H33F-1675
A decade long analysis of snow dynamics in the Lake Superior Basin using the Snow Data Assimilation System.

Wednesday, 16 December 2015
Poster Hall (Moscone South)
Karl Michael Meingast, Michigan Technological University, Houghton, MI, United States
Abstract:
We used the Snow Data Assimilation System (SNODAS) derived snow water equivalent (SWE) dataset to characterize timing, duration, and magnitude of the spring freshet for various US Lake Superior watersheds during the past decade. The SNODAS product provides daily estimates of SWE at 1 km resolution from 30 Sept 2003 to present. By monitoring the change in water contained in the snowpack for a given watershed over time, it is possible to quantify the timing, duration, and magnitude of the spring freshet in a given watershed for multiple years. Variability in the onset of the spring freshet in the past is evident in the Lake Superior basin, providing strong indication of variability in export of allocthonous DOC to Lake Superior.

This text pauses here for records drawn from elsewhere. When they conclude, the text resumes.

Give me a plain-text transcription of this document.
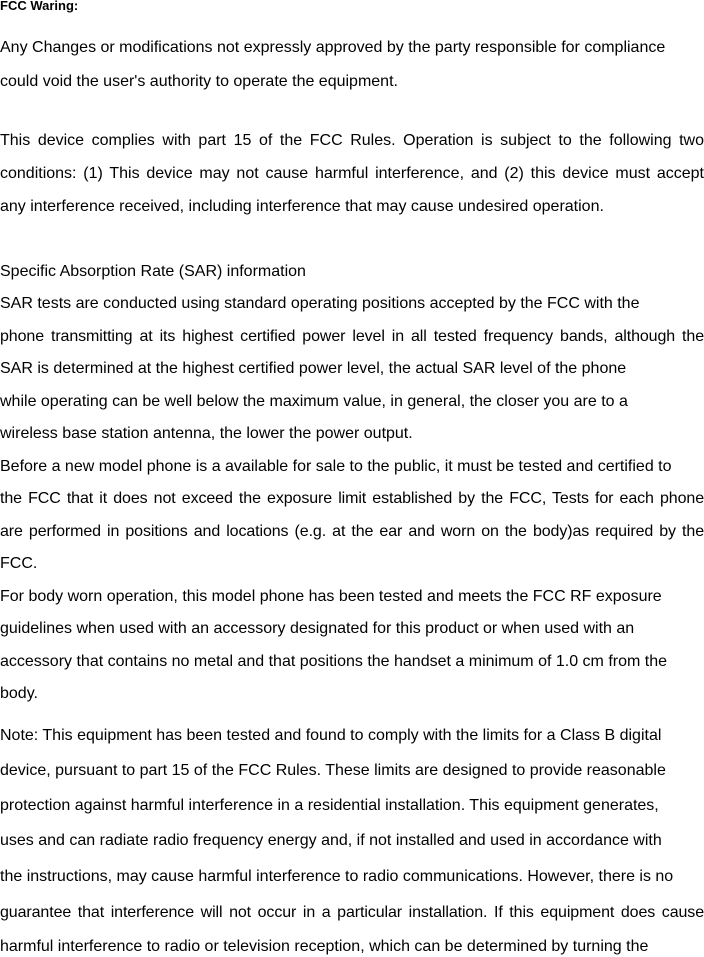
FCC Waring:
Any Changes or modifications not expressly approved by the party responsible for compliance
could void the user's authority to operate the equipment.
This device complies with part 15 of the FCC Rules. Operation is subject to the following two
conditions: (1) This device may not cause harmful interference, and (2) this device must accept
any interference received, including interference that may cause undesired operation.
Specific Absorption Rate (SAR) information
SAR tests are conducted using standard operating positions accepted by the FCC with the
phone transmitting at its highest certified power level in all tested frequency bands, although the
SAR is determined at the highest certified power level, the actual SAR level of the phone
while operating can be well below the maximum value, in general, the closer you are to a
wireless base station antenna, the lower the power output.
Before a new model phone is a available for sale to the public, it must be tested and certified to
the FCC that it does not exceed the exposure limit established by the FCC, Tests for each phone
are performed in positions and locations (e.g. at the ear and worn on the body)as required by the
FCC.
For body worn operation, this model phone has been tested and meets the FCC RF exposure
guidelines when used with an accessory designated for this product or when used with an
accessory that contains no metal and that positions the handset a minimum of 1.0 cm from the
body.
Note: This equipment has been tested and found to comply with the limits for a Class B digital
device, pursuant to part 15 of the FCC Rules. These limits are designed to provide reasonable
protection against harmful interference in a residential installation. This equipment generates,
uses and can radiate radio frequency energy and, if not installed and used in accordance with
the instructions, may cause harmful interference to radio communications. However, there is no
guarantee that interference will not occur in a particular installation. If this equipment does cause
harmful interference to radio or television reception, which can be determined by turning the
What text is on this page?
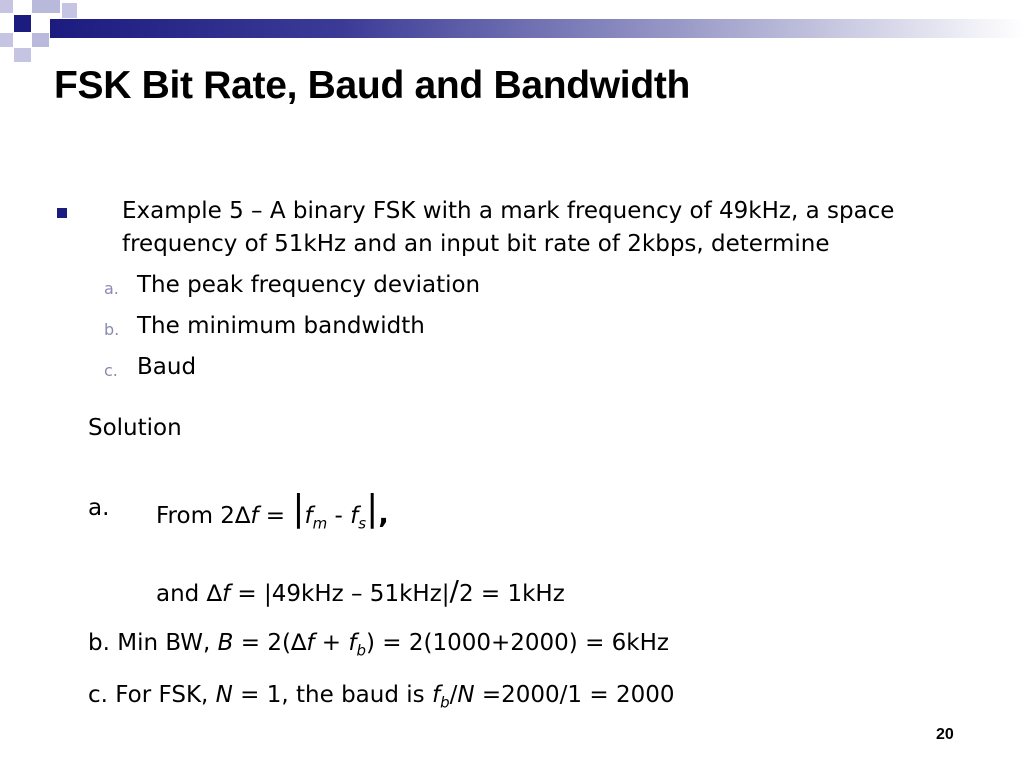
FSK Bit Rate, Baud and Bandwidth
Example 5 – A binary FSK with a mark frequency of 49kHz, a space
frequency of 51kHz and an input bit rate of 2kbps, determine
a. The peak frequency deviation
b. The minimum bandwidth
c. Baud
Solution
a. From $2\Delta f = |f_m - f_s|$,
and ∆f = |49kHz – 51kHz|/2 = 1kHz
b. Min BW, $B = 2(\Delta f + f_b) = 2(1000+2000) = 6kHz$
c. For FSK, N = 1, the baud is $f_b/N =2000/1 = 2000$
20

Specifically, metrics such as center of mass of spring runoff, timing of melt initiation, timing of snow absence and duration of snowmelt for the study watersheds were determined using the SNODAS SWE dataset. Large variation in timing, duration and magnitude of snowmelt is evident for all watersheds over the past decade. Additionally, spatial variation in snowmelt timing is apparent.